Ancora più duro da digerire, poi, è lo snobismo in formato-etico-morale. Perché gli italiani seguono il calcio e si entusiasmano per il calcio (molto meno per la pallanuoto o mille altri sport) semplicemente perché in quell’attività agonistica e non in altre riescono a sentirsi figli della stessa patria. E certo, è una cosa che può piacere o non piacere, ed è perfettamente legittimo che i nostri pugili (ad esempio) sentano il desiderio di parlare al Paese nella stessa maniera in cui ci riescono i nostri calciatori. Ma non è un crimine avere uno sport nazionale, così come non è un crimine, a livello individuale, preferire la cioccolata alla marmellata. Sono, semplicemente, dati di fatto.

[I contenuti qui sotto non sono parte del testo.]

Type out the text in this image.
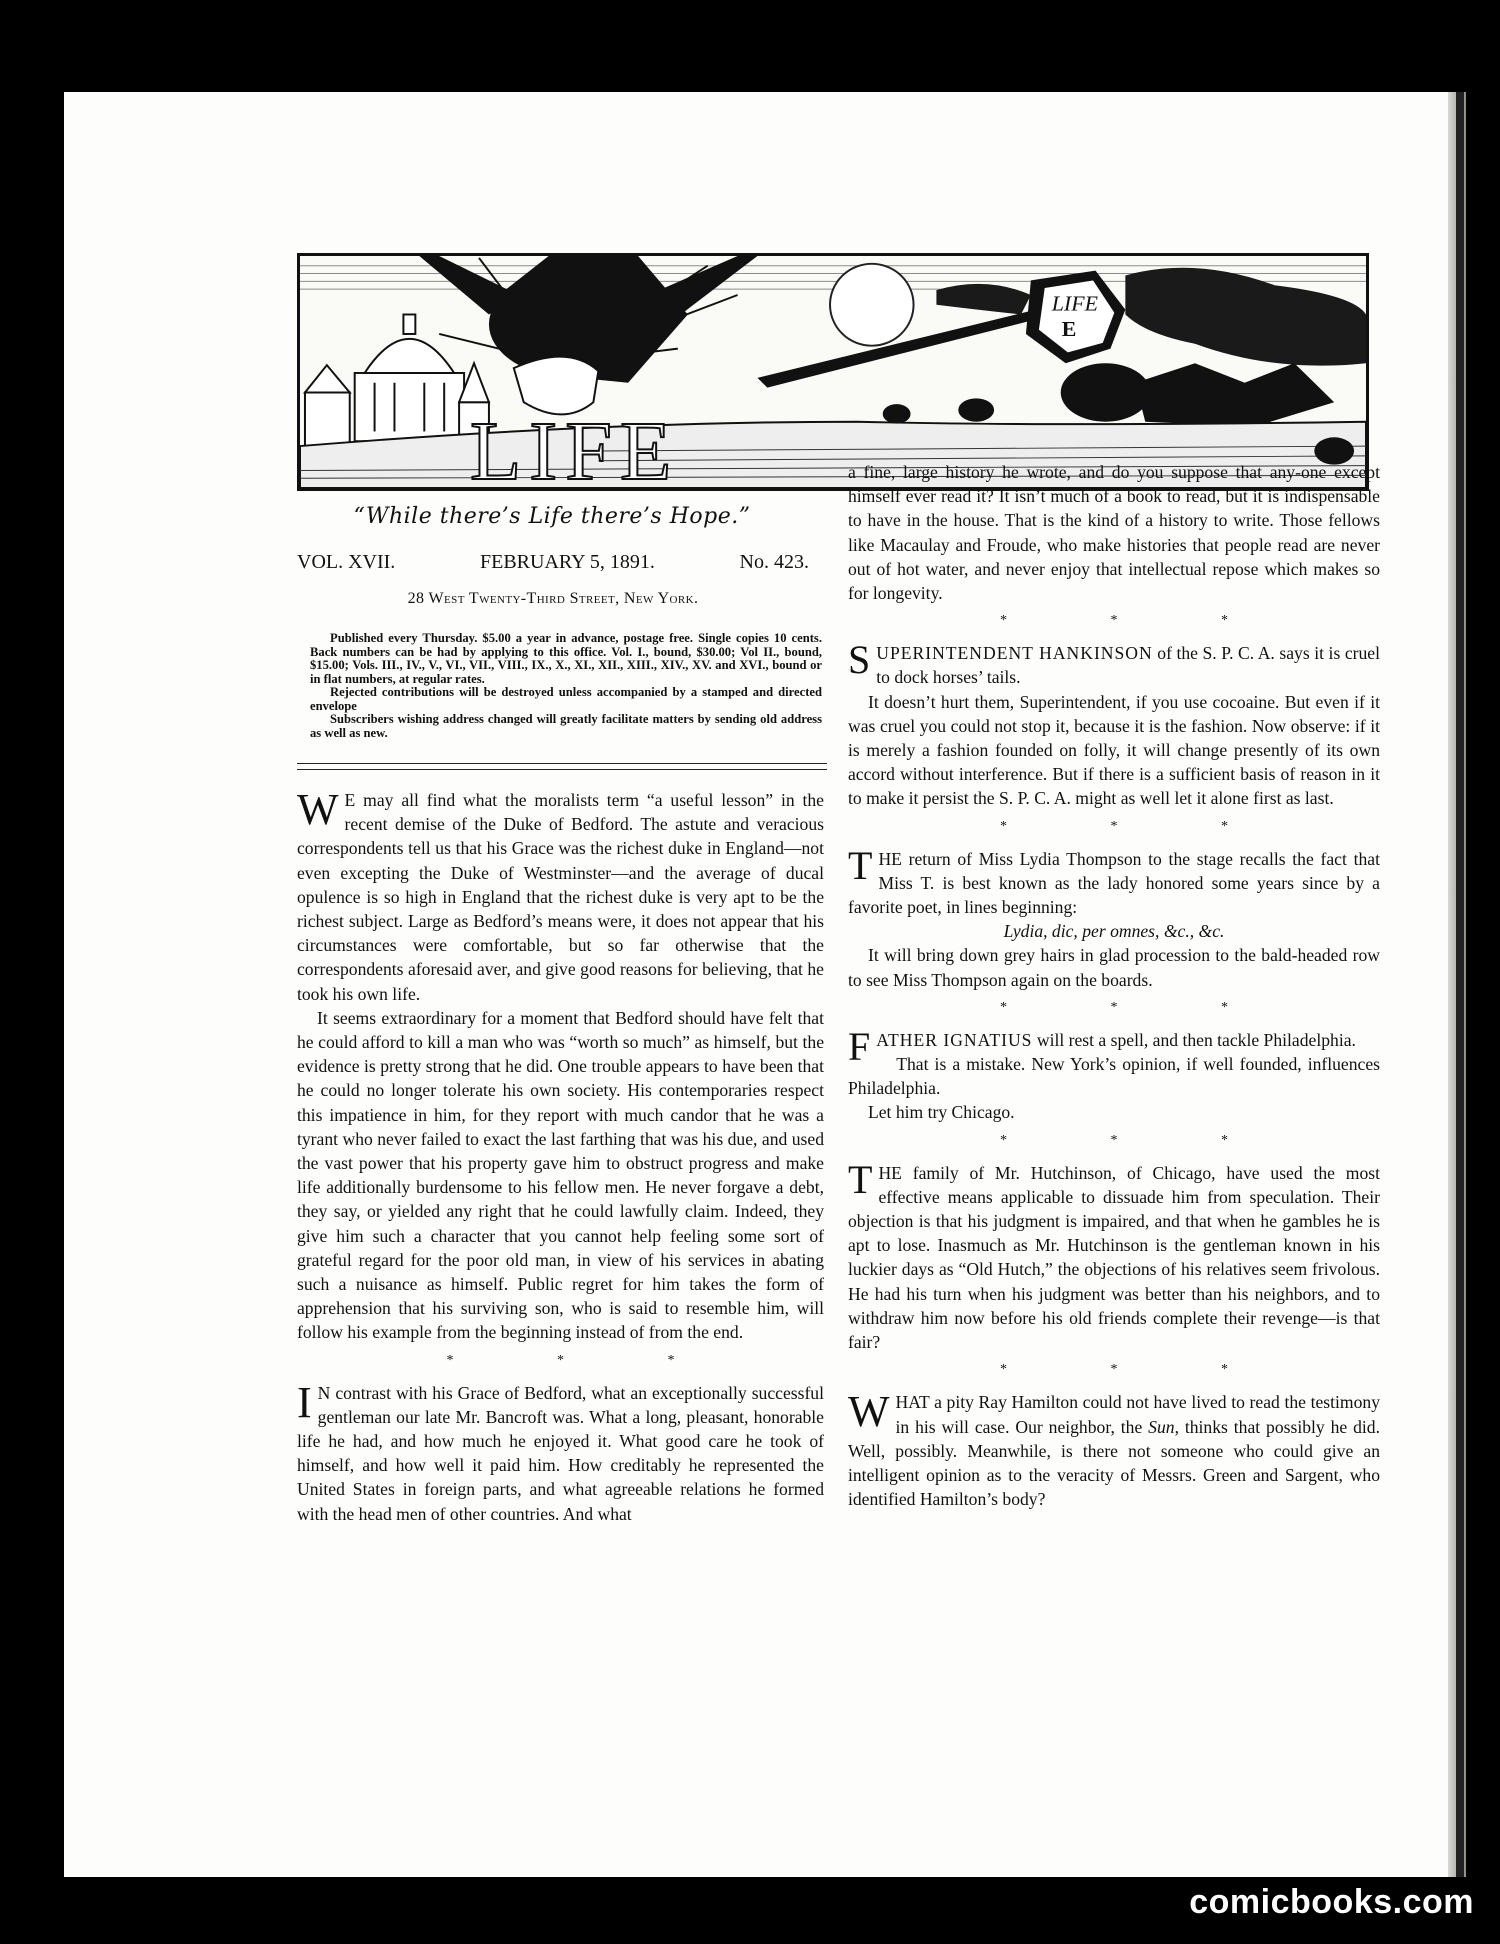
LIFE
E
LIFE
“While there’s Life there’s Hope.”
VOL. XVII.	FEBRUARY 5, 1891.	No. 423.
28 West Twenty-Third Street, New York.

Published every Thursday. $5.00 a year in advance, postage free. Single copies 10 cents. Back numbers can be had by applying to this office. Vol. I., bound, $30.00; Vol II., bound, $15.00; Vols. III., IV., V., VI., VII., VIII., IX., X., XI., XII., XIII., XIV., XV. and XVI., bound or in flat numbers, at regular rates.

Rejected contributions will be destroyed unless accompanied by a stamped and directed envelope

Subscribers wishing address changed will greatly facilitate matters by sending old address as well as new.

W E may all find what the moralists term “a useful lesson” in the recent demise of the Duke of Bedford. The astute and veracious correspondents tell us that his Grace was the richest duke in England—not even excepting the Duke of Westminster—and the average of ducal opulence is so high in England that the richest duke is very apt to be the richest subject. Large as Bedford’s means were, it does not appear that his circumstances were comfortable, but so far otherwise that the correspondents aforesaid aver, and give good reasons for believing, that he took his own life.

It seems extraordinary for a moment that Bedford should have felt that he could afford to kill a man who was “worth so much” as himself, but the evidence is pretty strong that he did. One trouble appears to have been that he could no longer tolerate his own society. His contemporaries respect this impatience in him, for they report with much candor that he was a tyrant who never failed to exact the last farthing that was his due, and used the vast power that his property gave him to obstruct progress and make life additionally burdensome to his fellow men. He never forgave a debt, they say, or yielded any right that he could lawfully claim. Indeed, they give him such a character that you cannot help feeling some sort of grateful regard for the poor old man, in view of his services in abating such a nuisance as himself. Public regret for him takes the form of apprehension that his surviving son, who is said to resemble him, will follow his example from the beginning instead of from the end.

* * *

I N contrast with his Grace of Bedford, what an exceptionally successful gentleman our late Mr. Bancroft was. What a long, pleasant, honorable life he had, and how much he enjoyed it. What good care he took of himself, and how well it paid him. How creditably he represented the United States in foreign parts, and what agreeable relations he formed with the head men of other countries. And what

a fine, large history he wrote, and do you suppose that any-one except himself ever read it? It isn’t much of a book to read, but it is indispensable to have in the house. That is the kind of a history to write. Those fellows like Macaulay and Froude, who make histories that people read are never out of hot water, and never enjoy that intellectual repose which makes so for longevity.

* * *

SUPERINTENDENT HANKINSON of the S. P. C. A. says it is cruel to dock horses’ tails.

It doesn’t hurt them, Superintendent, if you use cocoaine. But even if it was cruel you could not stop it, because it is the fashion. Now observe: if it is merely a fashion founded on folly, it will change presently of its own accord without interference. But if there is a sufficient basis of reason in it to make it persist the S. P. C. A. might as well let it alone first as last.

* * *

THE return of Miss Lydia Thompson to the stage recalls the fact that Miss T. is best known as the lady honored some years since by a favorite poet, in lines beginning:

Lydia, dic, per omnes, &c., &c.

It will bring down grey hairs in glad procession to the bald-headed row to see Miss Thompson again on the boards.

* * *

FATHER IGNATIUS will rest a spell, and then tackle Philadelphia.

That is a mistake. New York’s opinion, if well founded, influences Philadelphia.

Let him try Chicago.

* * *

THE family of Mr. Hutchinson, of Chicago, have used the most effective means applicable to dissuade him from speculation. Their objection is that his judgment is impaired, and that when he gambles he is apt to lose. Inasmuch as Mr. Hutchinson is the gentleman known in his luckier days as “Old Hutch,” the objections of his relatives seem frivolous. He had his turn when his judgment was better than his neighbors, and to withdraw him now before his old friends complete their revenge—is that fair?

* * *

WHAT a pity Ray Hamilton could not have lived to read the testimony in his will case. Our neighbor, the Sun, thinks that possibly he did. Well, possibly. Meanwhile, is there not someone who could give an intelligent opinion as to the veracity of Messrs. Green and Sargent, who identified Hamilton’s body?

comicbooks.com
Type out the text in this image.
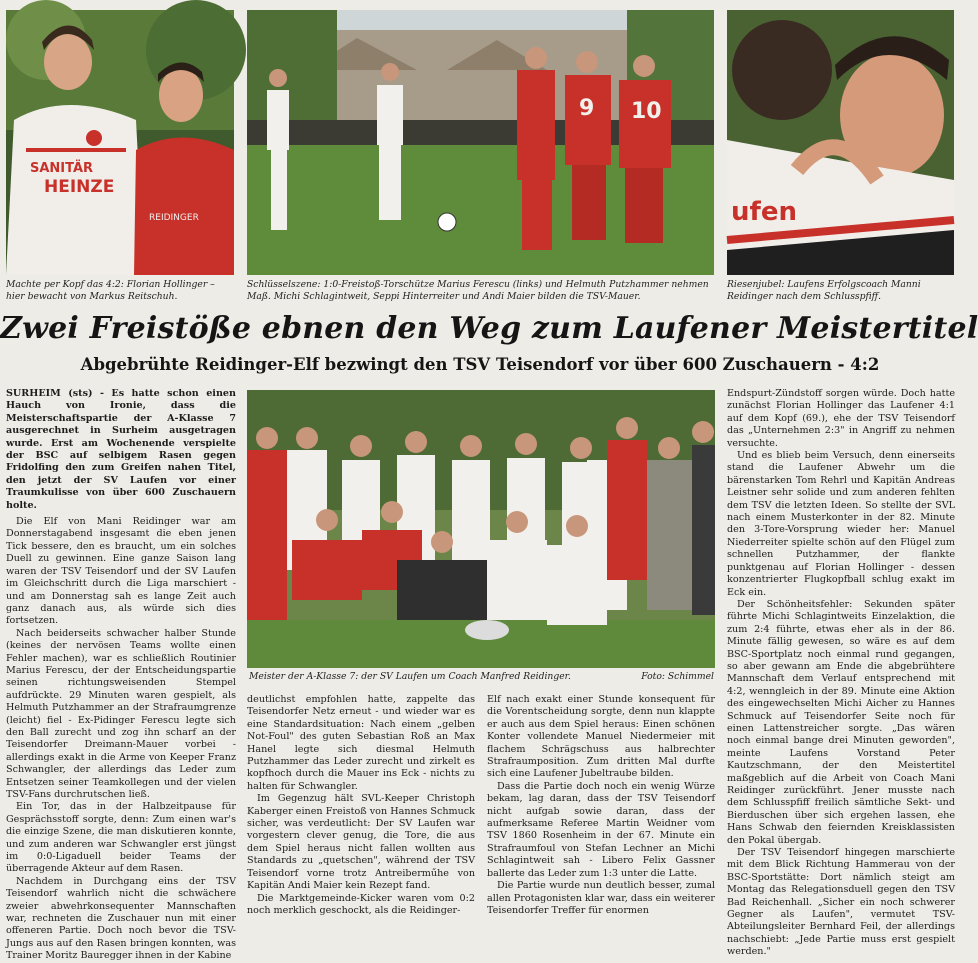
SANITÄR
HEINZE
REIDINGER
Machte per Kopf das 4:2: Florian Hollinger – hier bewacht von Markus Reitschuh.
9 10
Schlüsselszene: 1:0-Freistoß-Torschütze Marius Ferescu (links) und Helmuth Putzhammer nehmen Maß. Michi Schlagintweit, Seppi Hinterreiter und Andi Maier bilden die TSV-Mauer.
ufen
Riesenjubel: Laufens Erfolgscoach Manni Reidinger nach dem Schlusspfiff.
Zwei Freistöße ebnen den Weg zum Laufener Meistertitel
Abgebrühte Reidinger-Elf bezwingt den TSV Teisendorf vor über 600 Zuschauern - 4:2

SURHEIM (sts) - Es hatte schon einen Hauch von Ironie, dass die Meisterschaftspartie der A-Klasse 7 ausgerechnet in Surheim ausgetragen wurde. Erst am Wochenende verspielte der BSC auf selbigem Rasen gegen Fridolfing den zum Greifen nahen Titel, den jetzt der SV Laufen vor einer Traumkulisse von über 600 Zuschauern holte.

Die Elf von Mani Reidinger war am Donnerstagabend insgesamt die eben jenen Tick bessere, den es braucht, um ein solches Duell zu gewinnen. Eine ganze Saison lang waren der TSV Teisendorf und der SV Laufen im Gleichschritt durch die Liga marschiert - und am Donnerstag sah es lange Zeit auch ganz danach aus, als würde sich dies fortsetzen.

Nach beiderseits schwacher halber Stunde (keines der nervösen Teams wollte einen Fehler machen), war es schließlich Routinier Marius Ferescu, der der Entscheidungspartie seinen richtungsweisenden Stempel aufdrückte. 29 Minuten waren gespielt, als Helmuth Putzhammer an der Strafraumgrenze (leicht) fiel - Ex-Pidinger Ferescu legte sich den Ball zurecht und zog ihn scharf an der Teisendorfer Dreimann-Mauer vorbei - allerdings exakt in die Arme von Keeper Franz Schwangler, der allerdings das Leder zum Entsetzen seiner Teamkollegen und der vielen TSV-Fans durchrutschen ließ.

Ein Tor, das in der Halbzeitpause für Gesprächsstoff sorgte, denn: Zum einen war's die einzige Szene, die man diskutieren konnte, und zum anderen war Schwangler erst jüngst im 0:0-Ligaduell beider Teams der überragende Akteur auf dem Rasen.

Nachdem in Durchgang eins der TSV Teisendorf wahrlich nicht die schwächere zweier abwehrkonsequenter Mannschaften war, rechneten die Zuschauer nun mit einer offeneren Partie. Doch noch bevor die TSV-Jungs aus auf den Rasen bringen konnten, was Trainer Moritz Bauregger ihnen in der Kabine

Meister der A-Klasse 7: der SV Laufen um Coach Manfred Reidinger.	Foto: Schimmel

deutlichst empfohlen hatte, zappelte das Teisendorfer Netz erneut - und wieder war es eine Standardsituation: Nach einem „gelben Not-Foul" des guten Sebastian Roß an Max Hanel legte sich diesmal Helmuth Putzhammer das Leder zurecht und zirkelt es kopfhoch durch die Mauer ins Eck - nichts zu halten für Schwangler.

Im Gegenzug hält SVL-Keeper Christoph Kaberger einen Freistoß von Hannes Schmuck sicher, was verdeutlicht: Der SV Laufen war vorgestern clever genug, die Tore, die aus dem Spiel heraus nicht fallen wollten aus Standards zu „quetschen", während der TSV Teisendorf vorne trotz Antreiberműhe von Kapitän Andi Maier kein Rezept fand.

Die Marktgemeinde-Kicker waren vom 0:2 noch merklich geschockt, als die Reidinger-

Elf nach exakt einer Stunde konsequent für die Vorentscheidung sorgte, denn nun klappte er auch aus dem Spiel heraus: Einen schönen Konter vollendete Manuel Niedermeier mit flachem Schrägschuss aus halbrechter Strafraumposition. Zum dritten Mal durfte sich eine Laufener Jubeltraube bilden.

Dass die Partie doch noch ein wenig Würze bekam, lag daran, dass der TSV Teisendorf nicht aufgab sowie daran, dass der aufmerksame Referee Martin Weidner vom TSV 1860 Rosenheim in der 67. Minute ein Strafraumfoul von Stefan Lechner an Michi Schlagintweit sah - Libero Felix Gassner ballerte das Leder zum 1:3 unter die Latte.

Die Partie wurde nun deutlich besser, zumal allen Protagonisten klar war, dass ein weiterer Teisendorfer Treffer für enormen

Endspurt-Zündstoff sorgen würde. Doch hatte zunächst Florian Hollinger das Laufener 4:1 auf dem Kopf (69.), ehe der TSV Teisendorf das „Unternehmen 2:3" in Angriff zu nehmen versuchte.

Und es blieb beim Versuch, denn einerseits stand die Laufener Abwehr um die bärenstarken Tom Rehrl und Kapitän Andreas Leistner sehr solide und zum anderen fehlten dem TSV die letzten Ideen. So stellte der SVL nach einem Musterkonter in der 82. Minute den 3-Tore-Vorsprung wieder her: Manuel Niederreiter spielte schön auf den Flügel zum schnellen Putzhammer, der flankte punktgenau auf Florian Hollinger - dessen konzentrierter Flugkopfball schlug exakt im Eck ein.

Der Schönheitsfehler: Sekunden später führte Michi Schlagintweits Einzelaktion, die zum 2:4 führte, etwas eher als in der 86. Minute fällig gewesen, so wäre es auf dem BSC-Sportplatz noch einmal rund gegangen, so aber gewann am Ende die abgebrühtere Mannschaft dem Verlauf entsprechend mit 4:2, wenngleich in der 89. Minute eine Aktion des eingewechselten Michi Aicher zu Hannes Schmuck auf Teisendorfer Seite noch für einen Lattenstreicher sorgte. „Das wären noch einmal bange drei Minuten geworden", meinte Laufens Vorstand Peter Kautzschmann, der den Meistertitel maßgeblich auf die Arbeit von Coach Mani Reidinger zurückführt. Jener musste nach dem Schlusspfiff freilich sämtliche Sekt- und Bierduschen über sich ergehen lassen, ehe Hans Schwab den feiernden Kreisklassisten den Pokal übergab.

Der TSV Teisendorf hingegen marschierte mit dem Blick Richtung Hammerau von der BSC-Sportstätte: Dort nämlich steigt am Montag das Relegationsduell gegen den TSV Bad Reichenhall. „Sicher ein noch schwerer Gegner als Laufen", vermutet TSV-Abteilungsleiter Bernhard Feil, der allerdings nachschiebt: „Jede Partie muss erst gespielt werden."
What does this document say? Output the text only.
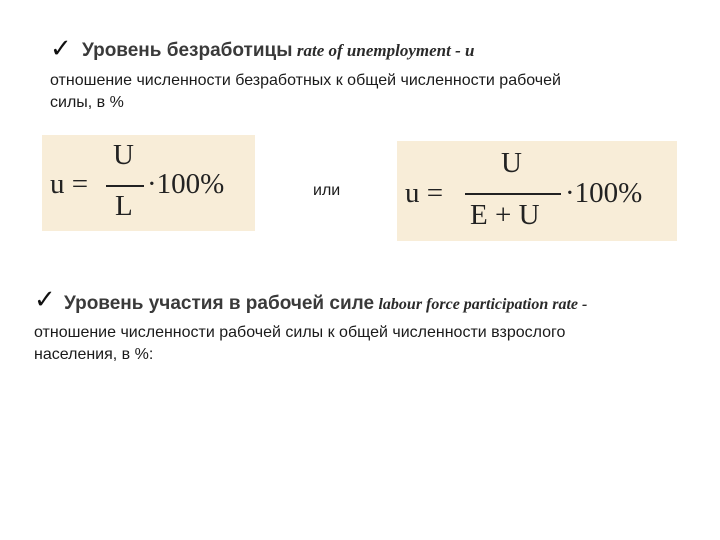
✓ Уровень безработицы rate of unemployment - u
отношение численности безработных к общей численности рабочей
силы, в %
u =
U
L
·100%	или u =
U
E + U
·100%
✓ Уровень участия в рабочей силе labour force participation rate -
отношение численности рабочей силы к общей численности взрослого
населения, в %:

E che dire, poi, dello snobismo in formato-critica-sociale? Ovvero: dell’idea che, se stai male, non devi curare quei piccoli, momentanei ma importanti piaceri che possono giungerti da un attimo d’evasione, da una partita di calcio, da una vittoria della Nazionale? Diciamo che è un po’ come lo snobismo in formato-anti-italiano. Perché se non ti senti legato al tuo Paese – senza, naturalmente, disprezzare gli altri – puoi anche espatriare.